Updated: Jun 14, 2021
The thing I hate about resumes is not writing the resume. Writing is easy and I say that not because I am a writer but because in doing so, you have options. Among the many, you can start by telling the truth about the work you’ve done. This will not only make you feel proud and accomplished but also make you realize, hey, I’ve got skills. Secondly, there are so many examples and formats available on the internet to follow that it’s almost impossible to go wrong. You can just close your eyes, point your finger, and go with whichever makes sense to you. No, the thing I hate about resumes is including the dates associated with each of the jobs.
Dates, date you. Either you’re too young or too old. Dates become the wielding tool, a sword of sorts to whoever has the authority to decide the direction with which your resume will follow; either into the next set of hands on the hiring chain or the trash basket. The other thing about dates is, once you’ve collected enough of them – who can remember when what happened, it just did – and believe me if I say I did the job then, I did the job. What difference does it really make when I did the job? I got the juice so let us stay in the carpe diem.

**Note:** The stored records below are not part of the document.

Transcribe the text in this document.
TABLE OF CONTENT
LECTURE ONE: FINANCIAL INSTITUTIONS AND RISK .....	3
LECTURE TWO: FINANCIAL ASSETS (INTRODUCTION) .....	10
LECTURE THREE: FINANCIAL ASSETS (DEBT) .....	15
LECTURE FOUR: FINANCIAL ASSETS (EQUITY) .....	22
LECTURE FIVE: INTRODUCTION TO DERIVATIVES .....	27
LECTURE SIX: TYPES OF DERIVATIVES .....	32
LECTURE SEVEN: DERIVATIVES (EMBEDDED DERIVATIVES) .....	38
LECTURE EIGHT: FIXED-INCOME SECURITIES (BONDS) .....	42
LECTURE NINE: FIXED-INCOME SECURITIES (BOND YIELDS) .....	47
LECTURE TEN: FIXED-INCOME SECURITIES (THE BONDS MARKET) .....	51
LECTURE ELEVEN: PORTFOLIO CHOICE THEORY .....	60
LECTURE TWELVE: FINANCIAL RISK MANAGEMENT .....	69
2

During my mom’s era, the resume had two entries. The first was the job acquired right after graduating from college. Perhaps this was the starter job, just to get the ball rolling. The second entry was the real job, the one that grew out of your major, more commonly known as landing a job in your field of study. From there, you got promotions. Up the ladder to the roof until it was time for retirement where by this time you had earned the badge of honor and a proverbial gold watch. Can you imagine! In those days, you didn’t just have a job, you had a career with all of the trimmings that go along with it.
Me on the other hand… my resume is so long I don’t even know where to begin. I remember a person much younger than myself once said, as she perused my resume, wow look at all of the jobs you’ve had. I chuckled as I replied, no, this is not what you want – get one job and stick with it. Now, however, I am proud of my long interesting, diverse, illustrious resume. It is more than a mere skill evaluator. Far from boring, my resume can be used as a conversational piece at cocktail parties, talking points for a class lecture, or for tactical purposes to be used whenever someone doubts my ability to do this, that, there, and the other. Just go ahead, try and call me an airhead and I’ll pull out my resume. Just don’t ask me to produce the dates.